- SH 64 highlighted in red

Route information
- Maintained by Kerala Public Works Department
- Length: 44.69 km (27.77 mi)

Major junctions
- West end: in Varkala
- NH 66 in Parippally; SH 1 in Nilamel;
- East end: SH 2 in Madathara

Location
- Country: India
- State: Kerala
- Districts: Thiruvananthapuram, Kollam

Highway system
- Roads in India; Expressways; National; State; Asian; State Highways in Kerala
| ← SH 63 |  | → SH 65 |

= State Highway 64 (Kerala) =

Highway in Kerala, India

State Highway 64 (SH 64) is a state highway in Kerala, India that starts in Varkala Varkala municipality in Thiruvananthapuram district and ends in Madathara of Kollam.
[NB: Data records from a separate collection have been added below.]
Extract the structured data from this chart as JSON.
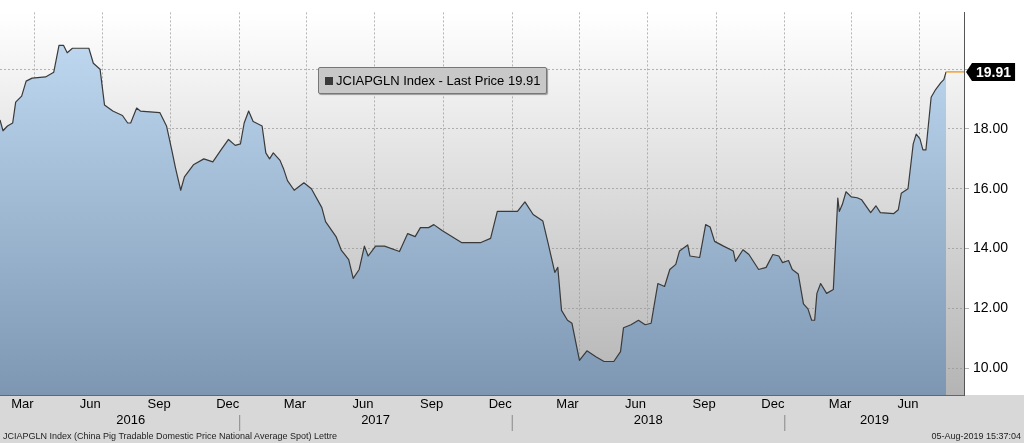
{
  "chart_data": {
    "type": "area",
    "x": [
      "2016-02-15",
      "2016-02-19",
      "2016-02-25",
      "2016-03-03",
      "2016-03-07",
      "2016-03-15",
      "2016-03-21",
      "2016-03-29",
      "2016-04-16",
      "2016-04-27",
      "2016-05-04",
      "2016-05-10",
      "2016-05-15",
      "2016-05-22",
      "2016-06-13",
      "2016-06-19",
      "2016-06-28",
      "2016-07-04",
      "2016-07-15",
      "2016-07-28",
      "2016-08-04",
      "2016-08-08",
      "2016-08-16",
      "2016-08-21",
      "2016-09-16",
      "2016-09-25",
      "2016-10-02",
      "2016-10-07",
      "2016-10-14",
      "2016-10-19",
      "2016-10-31",
      "2016-11-14",
      "2016-11-26",
      "2016-12-07",
      "2016-12-17",
      "2016-12-26",
      "2017-01-02",
      "2017-01-07",
      "2017-01-13",
      "2017-01-19",
      "2017-01-31",
      "2017-02-05",
      "2017-02-10",
      "2017-02-15",
      "2017-02-24",
      "2017-03-01",
      "2017-03-06",
      "2017-03-15",
      "2017-03-28",
      "2017-04-07",
      "2017-04-21",
      "2017-04-26",
      "2017-05-10",
      "2017-05-17",
      "2017-05-27",
      "2017-06-02",
      "2017-06-10",
      "2017-06-17",
      "2017-06-22",
      "2017-07-02",
      "2017-07-14",
      "2017-08-03",
      "2017-08-14",
      "2017-08-24",
      "2017-08-31",
      "2017-09-11",
      "2017-09-18",
      "2017-09-29",
      "2017-10-12",
      "2017-10-25",
      "2017-11-20",
      "2017-12-03",
      "2017-12-12",
      "2018-01-08",
      "2018-01-18",
      "2018-01-29",
      "2018-02-11",
      "2018-02-18",
      "2018-02-27",
      "2018-03-03",
      "2018-03-08",
      "2018-03-16",
      "2018-03-22",
      "2018-04-01",
      "2018-04-11",
      "2018-04-23",
      "2018-05-04",
      "2018-05-17",
      "2018-05-26",
      "2018-05-30",
      "2018-06-09",
      "2018-06-19",
      "2018-06-28",
      "2018-07-06",
      "2018-07-15",
      "2018-07-24",
      "2018-07-31",
      "2018-08-08",
      "2018-08-13",
      "2018-08-24",
      "2018-08-27",
      "2018-09-09",
      "2018-09-17",
      "2018-09-23",
      "2018-09-29",
      "2018-10-11",
      "2018-10-24",
      "2018-10-27",
      "2018-11-06",
      "2018-11-14",
      "2018-11-27",
      "2018-12-07",
      "2018-12-16",
      "2018-12-24",
      "2018-12-29",
      "2019-01-06",
      "2019-01-11",
      "2019-01-19",
      "2019-01-26",
      "2019-02-01",
      "2019-02-06",
      "2019-02-10",
      "2019-02-13",
      "2019-02-18",
      "2019-02-26",
      "2019-03-07",
      "2019-03-13",
      "2019-03-15",
      "2019-03-19",
      "2019-03-24",
      "2019-03-31",
      "2019-04-08",
      "2019-04-14",
      "2019-04-26",
      "2019-05-03",
      "2019-05-09",
      "2019-05-27",
      "2019-06-02",
      "2019-06-06",
      "2019-06-15",
      "2019-06-22",
      "2019-06-26",
      "2019-07-01",
      "2019-07-05",
      "2019-07-09",
      "2019-07-16",
      "2019-07-22",
      "2019-07-29",
      "2019-08-02",
      "2019-08-05"
    ],
    "series": [
      {
        "name": "JCIAPGLN Index - Last Price 19.91",
        "color": "#3a3a3a",
        "values": [
          18.3,
          17.94,
          18.1,
          18.2,
          18.9,
          19.1,
          19.6,
          19.7,
          19.74,
          19.9,
          20.8,
          20.8,
          20.55,
          20.7,
          20.7,
          20.2,
          20.0,
          18.8,
          18.6,
          18.45,
          18.2,
          18.2,
          18.7,
          18.6,
          18.55,
          18.1,
          17.3,
          16.7,
          15.95,
          16.4,
          16.8,
          17.0,
          16.9,
          17.3,
          17.65,
          17.45,
          17.5,
          18.2,
          18.6,
          18.25,
          18.1,
          17.2,
          17.0,
          17.2,
          16.95,
          16.65,
          16.27,
          15.95,
          16.2,
          16.0,
          15.37,
          14.9,
          14.4,
          13.95,
          13.63,
          13.0,
          13.3,
          14.08,
          13.75,
          14.08,
          14.08,
          13.9,
          14.5,
          14.4,
          14.7,
          14.7,
          14.8,
          14.6,
          14.4,
          14.2,
          14.2,
          14.34,
          15.24,
          15.24,
          15.56,
          15.14,
          14.92,
          14.18,
          13.2,
          13.37,
          11.93,
          11.6,
          11.5,
          10.26,
          10.58,
          10.38,
          10.22,
          10.22,
          10.55,
          11.35,
          11.45,
          11.6,
          11.45,
          11.5,
          12.83,
          12.73,
          13.3,
          13.47,
          13.92,
          14.12,
          13.75,
          13.7,
          14.8,
          14.72,
          14.24,
          14.08,
          13.92,
          13.57,
          13.96,
          13.8,
          13.3,
          13.37,
          13.8,
          13.75,
          13.53,
          13.6,
          13.3,
          13.15,
          12.15,
          11.98,
          11.6,
          11.6,
          12.5,
          12.83,
          12.5,
          12.63,
          15.69,
          15.24,
          15.47,
          15.9,
          15.73,
          15.7,
          15.63,
          15.2,
          15.43,
          15.2,
          15.17,
          15.3,
          15.85,
          16.0,
          17.5,
          17.83,
          17.67,
          17.3,
          17.3,
          19.06,
          19.32,
          19.55,
          19.65,
          19.91
        ]
      }
    ],
    "xlim": [
      "2016-02-15",
      "2019-08-29"
    ],
    "xticks": [
      {
        "value": "2016-03-16",
        "label": "Mar"
      },
      {
        "value": "2016-04-01",
        "label": null
      },
      {
        "value": "2016-06-15",
        "label": "Jun"
      },
      {
        "value": "2016-07-01",
        "label": null
      },
      {
        "value": "2016-09-15",
        "label": "Sep"
      },
      {
        "value": "2016-10-01",
        "label": null
      },
      {
        "value": "2016-12-16",
        "label": "Dec"
      },
      {
        "value": "2017-01-01",
        "label": null
      },
      {
        "value": "2017-03-16",
        "label": "Mar"
      },
      {
        "value": "2017-04-01",
        "label": null
      },
      {
        "value": "2017-06-15",
        "label": "Jun"
      },
      {
        "value": "2017-07-01",
        "label": null
      },
      {
        "value": "2017-09-15",
        "label": "Sep"
      },
      {
        "value": "2017-10-01",
        "label": null
      },
      {
        "value": "2017-12-16",
        "label": "Dec"
      },
      {
        "value": "2018-01-01",
        "label": null
      },
      {
        "value": "2018-03-16",
        "label": "Mar"
      },
      {
        "value": "2018-04-01",
        "label": null
      },
      {
        "value": "2018-06-15",
        "label": "Jun"
      },
      {
        "value": "2018-07-01",
        "label": null
      },
      {
        "value": "2018-09-15",
        "label": "Sep"
      },
      {
        "value": "2018-10-01",
        "label": null
      },
      {
        "value": "2018-12-16",
        "label": "Dec"
      },
      {
        "value": "2019-01-01",
        "label": null
      },
      {
        "value": "2019-03-16",
        "label": "Mar"
      },
      {
        "value": "2019-04-01",
        "label": null
      },
      {
        "value": "2019-06-15",
        "label": "Jun"
      },
      {
        "value": "2019-07-01",
        "label": null
      }
    ],
    "x2lim": [
      "2016-02-15",
      "2019-08-29"
    ],
    "x2ticks": [
      {
        "value": "2016-08-08",
        "label": "2016"
      },
      {
        "value": "2017-01-01",
        "label": null
      },
      {
        "value": "2017-07-02",
        "label": "2017"
      },
      {
        "value": "2018-01-01",
        "label": null
      },
      {
        "value": "2018-07-02",
        "label": "2018"
      },
      {
        "value": "2019-01-01",
        "label": null
      },
      {
        "value": "2019-05-01",
        "label": "2019"
      }
    ],
    "ylim": [
      9.1,
      21.9
    ],
    "yticks": [
      {
        "value": 10,
        "label": "10.00"
      },
      {
        "value": 12,
        "label": "12.00"
      },
      {
        "value": 14,
        "label": "14.00"
      },
      {
        "value": 16,
        "label": "16.00"
      },
      {
        "value": 18,
        "label": "18.00"
      },
      {
        "value": 20,
        "label": null
      }
    ],
    "ref_lines": [
      {
        "axis": "y",
        "value": 19.91,
        "label": "19.91",
        "color": "#f0a030"
      }
    ],
    "grid": true,
    "legend": "top",
    "annotations": [
      "JCIAPGLN Index (China Pig Tradable Domestic Price National Average Spot) Lettre",
      "05-Aug-2019 15:37:04"
    ]
  }
}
The highway is 45 km long.

== Route map ==
Varkala - Kannamba - Nadayara - Palayamkunnu - Chavarcode - Parippally (Cross- NH 66) -Pallickal-Nilamel (cross (SH 1) MC Road)- Kadakkal - Chithara - Madathara (Joined SH 02). The main disadvantage is vehicle has to cross a railway gate in Varkala near to Railway Station. Govt. is proposed a railway over bridge to cross this hurdle. But the construction is not yet started.